Glissez le disque dans votre platine et appuyez sur
« play »…Fermez les yeux, ne pensez plus à rien et laissez vous
bercer par le chant cristallin d’une sirène. Elle senomme Vanessa
Da Mata, originaire du Mato Grosso au Brésil, son enfance a baigné dans un
bouillon musical alliant les saveurs d’un Luiz Gonzaga et d’un Tom Jobim, d’un
Milton Nascimiento et d’un Orlando Silva. Son oncle aventurier l’a initié aux
sonorités plus régionales (comme le Carimbò) issues de disques rapportés de ses
voyages en Amazonie, tandis que la bande AM de son poste radio lui faisait
découvrir les musiques étrangères. Née en 1976 et de formation autodidacte, la
carrière artistique de Vanessa Da Mata débute à Sao Paulo dans un groupe de
reggae féminin, puis en 1997 elle compose, avec un certain Chico César, le
titre prémonitoire « A Força Que Nunca Seca » qui sera enregistré par
l’immense Maria Bethania. Le Brésil découvre alors une grande compositrice et
le succès de ses deux premiers albums projettera sa voix et sa beauté
rayonnante sur les devants de la scène.
« Sim »
(oui en français) est donc son troisième opus, enregistré entre la Jamaïque et le Brésil, Discograph a lancé sa sortie française
le 16 Juin dernier (merci, merci, merci…). « Sim » est défini come
« une réponse positive à la vie, une réponse de lutte », un hommage
vibrant à l’existence vécue au quotidien ; on y compte la participation de
Ben Harper sur le titre grandiose
« Boa Sort/Good Luck » qui
a été écouté plus de 5 millions de fois sur Youtube, de Joao Donato, Wilson Das Neves et de la nouvelle
génération de musiciens brésiliens. La diversité des sonorités présentes dans
l’album est un reflet parfait de la créativité musicale de la MPB (Musica Popular
Brasileira) : rythmes pop, samba, reggae et rythmes régionaux issus des
traditions musicales brésiliennes…
Ce n’est pas un disque à chroniquer mais à vivre ! Une
véritable émotion dès la première écoute, une pépite…
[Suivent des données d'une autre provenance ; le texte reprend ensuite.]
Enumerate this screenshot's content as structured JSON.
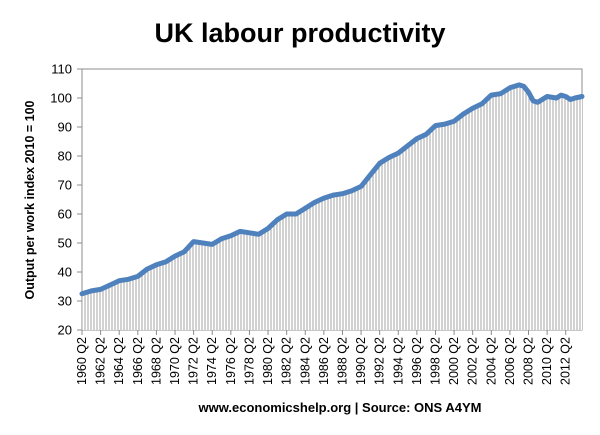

Urbanus – Stefon Harris & Blackout (Concord
Jazz/Universal Music Jazz France)
Imprégné des héritages de Lionel Hampton et Roy Ayers, le
jeune vibraphoniste Stefon Harris publie chez Concord Jazz un septième album,
essentiel,intitulé Urbanus. Entouré
pour la seconde fois du groupe Blackout et de ses sonorités urbaines, l'artiste
signe là un opus grandiose, élégant et efficace. Accessible par son groove et
le sens mélodique indéniable de ses compositeurs, ce vrai projet d'équipe
rappelle les aventures de Philadelphia Experiment (avec ?uestlove) ou encore le
Hard Groove (de Roy Hargrove) où les influences R&B, Soul, Hip-Hop, Funk,
Pop et Jazz fusionnent pour célébrer une musique de partage, moderne, riche,
novatrice et pleine d'émotions. La prestation exceptionnelle du saxophoniste
alto Casay Benjamin, ici au Vocodeur, accompagne l'auditeur dans ces moments
rares d'extase où tout s'accorde, les merveilleuses ballades Christina ou For
You convaincront les amateurs...Une nappe enivrante dressée par les pianos de
Marc Cary, une rythmique solide et légère à la fois emmenée par le bassiste Ben
Williams et le batteur Terreon Gully puis le jeu virtuose et classieux de
Stefon Harris font d'Urbanus un disque indispensable, le genre d'objet dont on
ne se lasse pas d'écouter tant la générosité du frontman offre l'opportunité à
Blackout d'exposer son savoir-faire...Un pur bonheur.